Hokusai and His Followers
Introduction
Katsushika Hokusai (1760-1849) was the foremost master of ukiyo-e wood block prints during the final century of their production. He is well accepted in the West as one of the greatest figures in Japanese art, and has received well-deserved acclaim as a superior draughtsman, humorist, lover of nature, and, in his later life, as an outspoken eccentric. Hokusai had an extremely long-lived and prolific career, attesting to the single-mindled will of this colorful artist. During his seventy years of continuous artistic creation, he produced over thirty thousand designs for sumptuous surimono prints, many series of bird, flower, and nature scenes, erotic illustrated books and single sheets, and a wide variety of human subjects and cityscapes in prints and illustrated books. He had many pupils during his lifetime, and influenced both contemporaries and generations of later artists around the world.
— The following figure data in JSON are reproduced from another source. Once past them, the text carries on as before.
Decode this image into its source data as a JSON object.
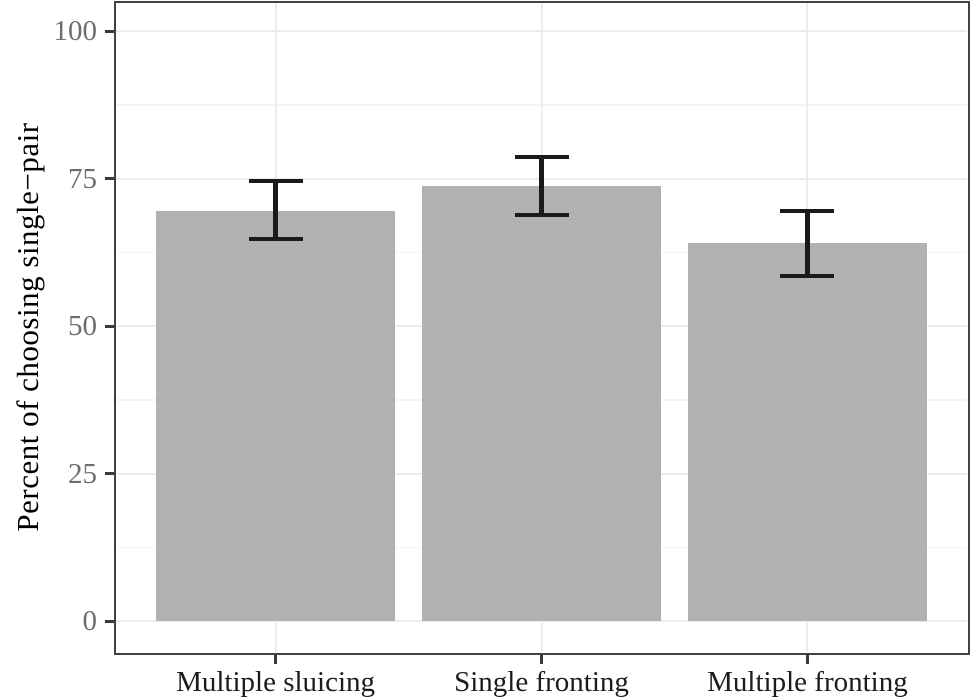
{
  "chart_data": {
    "type": "bar",
    "title": "",
    "xlabel": "",
    "ylabel": "Percent of choosing single−pair",
    "categories": [
      "Multiple sluicing",
      "Single fronting",
      "Multiple fronting"
    ],
    "values": [
      69.5,
      73.8,
      64.0
    ],
    "error_bars": {
      "lower": [
        64.8,
        68.9,
        58.5
      ],
      "upper": [
        74.5,
        78.6,
        69.5
      ]
    },
    "ylim": [
      0,
      100
    ],
    "y_major_ticks": [
      0,
      25,
      50,
      75,
      100
    ],
    "y_minor_ticks": [
      12.5,
      37.5,
      62.5,
      87.5
    ],
    "grid": "major and minor horizontal, major vertical at category centers",
    "legend": false,
    "bar_width_fraction": 0.9,
    "colors": {
      "bar_fill": "#b1b1b3",
      "error_bar": "#1a1a1a",
      "panel_border": "#424242",
      "grid_major": "#ececec",
      "grid_minor": "#f4f4f4",
      "tick_mark": "#3a3a3a",
      "y_tick_label": "#6e6e6e",
      "x_tick_label": "#1c1c1c",
      "axis_title": "#000000",
      "background": "#ffffff"
    }
  }
}
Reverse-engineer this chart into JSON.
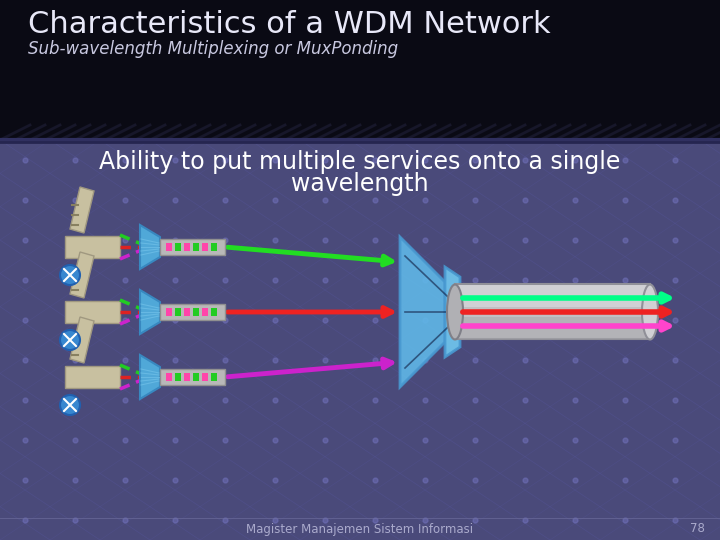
{
  "title": "Characteristics of a WDM Network",
  "subtitle": "Sub-wavelength Multiplexing or MuxPonding",
  "body_text_line1": "Ability to put multiple services onto a single",
  "body_text_line2": "wavelength",
  "footer_text": "Magister Manajemen Sistem Informasi",
  "page_number": "78",
  "header_bg": "#0a0a14",
  "body_bg_top": "#4a4a7a",
  "body_bg_bot": "#3a3a68",
  "title_color": "#e8e8f8",
  "subtitle_color": "#c8c8e0",
  "body_text_color": "#ffffff",
  "footer_color": "#aaaacc",
  "green_line": "#22dd22",
  "red_line": "#ee2222",
  "magenta_line": "#cc22cc",
  "bright_green": "#00ff88",
  "bright_magenta": "#ff44cc",
  "mux_color": "#60b8e0",
  "fiber_color": "#c8c8c8",
  "tx_lens_color": "#50a8d0",
  "tx_body_color": "#c8c0a0",
  "figsize": [
    7.2,
    5.4
  ],
  "dpi": 100
}
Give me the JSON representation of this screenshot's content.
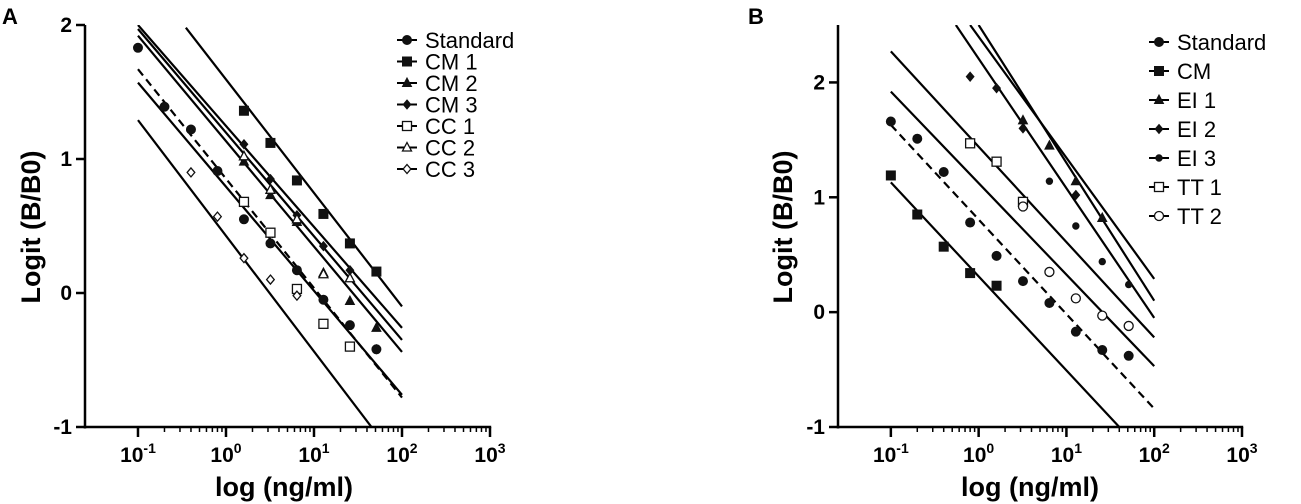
{
  "chart_data": [
    {
      "type": "scatter",
      "panel": "A",
      "xlabel": "log (ng/ml)",
      "ylabel": "Logit (B/B0)",
      "xscale": "log",
      "xlim": [
        0.025,
        1000
      ],
      "ylim": [
        -1,
        2
      ],
      "xticks": [
        {
          "base": "10",
          "exp": "-1",
          "value": 0.1
        },
        {
          "base": "10",
          "exp": "0",
          "value": 1
        },
        {
          "base": "10",
          "exp": "1",
          "value": 10
        },
        {
          "base": "10",
          "exp": "2",
          "value": 100
        },
        {
          "base": "10",
          "exp": "3",
          "value": 1000
        }
      ],
      "yticks": [
        "2",
        "1",
        "0",
        "-1"
      ],
      "yticks_values": [
        2,
        1,
        0,
        -1
      ],
      "legend_position": "top-right",
      "series": [
        {
          "name": "Standard",
          "marker": "circle-filled",
          "dashed": true,
          "points": [
            [
              0.1,
              1.83
            ],
            [
              0.2,
              1.39
            ],
            [
              0.4,
              1.22
            ],
            [
              0.8,
              0.91
            ],
            [
              1.6,
              0.55
            ],
            [
              3.2,
              0.37
            ],
            [
              6.4,
              0.17
            ],
            [
              12.8,
              -0.05
            ],
            [
              25.6,
              -0.24
            ],
            [
              51.2,
              -0.42
            ]
          ],
          "fit": [
            [
              0.1,
              1.67
            ],
            [
              100,
              -0.78
            ]
          ]
        },
        {
          "name": "CM 1",
          "marker": "square-filled",
          "dashed": false,
          "points": [
            [
              1.6,
              1.36
            ],
            [
              3.2,
              1.12
            ],
            [
              6.4,
              0.84
            ],
            [
              12.8,
              0.59
            ],
            [
              25.6,
              0.37
            ],
            [
              51.2,
              0.16
            ]
          ],
          "fit": [
            [
              0.35,
              1.98
            ],
            [
              100,
              -0.1
            ]
          ]
        },
        {
          "name": "CM 2",
          "marker": "triangle-filled",
          "dashed": false,
          "points": [
            [
              1.6,
              0.98
            ],
            [
              3.2,
              0.73
            ],
            [
              6.4,
              0.53
            ],
            [
              12.8,
              0.15
            ],
            [
              25.6,
              -0.06
            ],
            [
              51.2,
              -0.26
            ]
          ],
          "fit": [
            [
              0.1,
              1.97
            ],
            [
              100,
              -0.35
            ]
          ]
        },
        {
          "name": "CM 3",
          "marker": "diamond-filled",
          "dashed": false,
          "points": [
            [
              1.6,
              1.11
            ],
            [
              3.2,
              0.85
            ],
            [
              6.4,
              0.58
            ],
            [
              12.8,
              0.35
            ],
            [
              25.6,
              0.17
            ],
            [
              51.2,
              -0.42
            ]
          ],
          "fit": [
            [
              0.1,
              2.0
            ],
            [
              100,
              -0.26
            ]
          ]
        },
        {
          "name": "CC 1",
          "marker": "square-open",
          "dashed": false,
          "points": [
            [
              1.6,
              0.68
            ],
            [
              3.2,
              0.45
            ],
            [
              6.4,
              0.03
            ],
            [
              12.8,
              -0.23
            ],
            [
              25.6,
              -0.4
            ]
          ],
          "fit": [
            [
              0.1,
              1.57
            ],
            [
              100,
              -0.76
            ]
          ]
        },
        {
          "name": "CC 2",
          "marker": "triangle-open",
          "dashed": false,
          "points": [
            [
              1.6,
              1.02
            ],
            [
              3.2,
              0.77
            ],
            [
              6.4,
              0.55
            ],
            [
              12.8,
              0.14
            ],
            [
              25.6,
              0.11
            ]
          ],
          "fit": [
            [
              0.1,
              1.92
            ],
            [
              100,
              -0.44
            ]
          ]
        },
        {
          "name": "CC 3",
          "marker": "diamond-open",
          "dashed": false,
          "points": [
            [
              0.4,
              0.9
            ],
            [
              0.8,
              0.57
            ],
            [
              1.6,
              0.26
            ],
            [
              3.2,
              0.1
            ],
            [
              6.4,
              -0.02
            ]
          ],
          "fit": [
            [
              0.1,
              1.29
            ],
            [
              45,
              -1.0
            ]
          ]
        }
      ]
    },
    {
      "type": "scatter",
      "panel": "B",
      "xlabel": "log (ng/ml)",
      "ylabel": "Logit (B/B0)",
      "xscale": "log",
      "xlim": [
        0.025,
        1000
      ],
      "ylim": [
        -1,
        2.5
      ],
      "xticks": [
        {
          "base": "10",
          "exp": "-1",
          "value": 0.1
        },
        {
          "base": "10",
          "exp": "0",
          "value": 1
        },
        {
          "base": "10",
          "exp": "1",
          "value": 10
        },
        {
          "base": "10",
          "exp": "2",
          "value": 100
        },
        {
          "base": "10",
          "exp": "3",
          "value": 1000
        }
      ],
      "yticks": [
        "2",
        "1",
        "0",
        "-1"
      ],
      "yticks_values": [
        2,
        1,
        0,
        -1
      ],
      "legend_position": "top-right",
      "series": [
        {
          "name": "Standard",
          "marker": "circle-filled",
          "dashed": true,
          "points": [
            [
              0.1,
              1.66
            ],
            [
              0.2,
              1.51
            ],
            [
              0.4,
              1.22
            ],
            [
              0.8,
              0.78
            ],
            [
              1.6,
              0.49
            ],
            [
              3.2,
              0.27
            ],
            [
              6.4,
              0.08
            ],
            [
              12.8,
              -0.17
            ],
            [
              25.6,
              -0.33
            ],
            [
              51.2,
              -0.38
            ]
          ],
          "fit": [
            [
              0.1,
              1.63
            ],
            [
              100,
              -0.84
            ]
          ]
        },
        {
          "name": "CM",
          "marker": "square-filled",
          "dashed": false,
          "points": [
            [
              0.1,
              1.19
            ],
            [
              0.2,
              0.85
            ],
            [
              0.4,
              0.57
            ],
            [
              0.8,
              0.34
            ],
            [
              1.6,
              0.23
            ]
          ],
          "fit": [
            [
              0.1,
              1.13
            ],
            [
              40,
              -1.0
            ]
          ]
        },
        {
          "name": "EI 1",
          "marker": "triangle-filled",
          "dashed": false,
          "points": [
            [
              3.2,
              1.67
            ],
            [
              6.4,
              1.45
            ],
            [
              12.8,
              1.14
            ],
            [
              25.6,
              0.82
            ]
          ],
          "fit": [
            [
              1.0,
              2.5
            ],
            [
              100,
              0.1
            ]
          ]
        },
        {
          "name": "EI 2",
          "marker": "diamond-filled",
          "dashed": false,
          "points": [
            [
              0.8,
              2.05
            ],
            [
              1.6,
              1.95
            ],
            [
              3.2,
              1.6
            ],
            [
              12.8,
              1.02
            ]
          ],
          "fit": [
            [
              0.8,
              2.5
            ],
            [
              100,
              0.29
            ]
          ]
        },
        {
          "name": "EI 3",
          "marker": "dot-filled",
          "dashed": false,
          "points": [
            [
              6.4,
              1.14
            ],
            [
              12.8,
              0.75
            ],
            [
              25.6,
              0.44
            ],
            [
              51.2,
              0.24
            ]
          ],
          "fit": [
            [
              0.55,
              2.5
            ],
            [
              100,
              -0.05
            ]
          ]
        },
        {
          "name": "TT 1",
          "marker": "square-open",
          "dashed": false,
          "points": [
            [
              0.8,
              1.47
            ],
            [
              1.6,
              1.31
            ],
            [
              3.2,
              0.96
            ]
          ],
          "fit": [
            [
              0.1,
              1.92
            ],
            [
              100,
              -0.47
            ]
          ]
        },
        {
          "name": "TT 2",
          "marker": "circle-open",
          "dashed": false,
          "points": [
            [
              3.2,
              0.92
            ],
            [
              6.4,
              0.35
            ],
            [
              12.8,
              0.12
            ],
            [
              25.6,
              -0.03
            ],
            [
              51.2,
              -0.12
            ]
          ],
          "fit": [
            [
              0.1,
              2.27
            ],
            [
              100,
              -0.22
            ]
          ]
        }
      ]
    }
  ]
}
The RISD Museum houses a wide selection of ukiyo-e prints and illustrated books by Hokusai and his followers. On display is a representative cross-section of his genius: from careful studies of birds and flowers, countless renditions of beloved Mt. Fuji and various Japanese landscapes, to humorous portrayals of wrestlers and craftsmen or deluxe editions of surimono prints. Hokusai never fails to impress the viewer with his sense of design and his humanism. We might remember Hokusai by his own words, written at seventy-six years of age:
"From the age of five, I have had a mania for sketching the forms of things. From about the age of fifty, I produced a number of designs, yet of all I drew prior to the age of seventy there is truly nothing of any great note. At the age of seventy-two I finally apprehended something of the true quality of birds, animals, insects, fish and of the vital nature of grasses and trees. Therefore, at eighty I shall have made some progress, at ninety I shall have penetrated even further into the deeper meaning of things, at one hundred I shall have become truly marvelous, and at one hundred and ten, each dot, each line shall surely possess a life of its own! I only beg that gentlemen of sufficiently long life take care to note the truth of my words."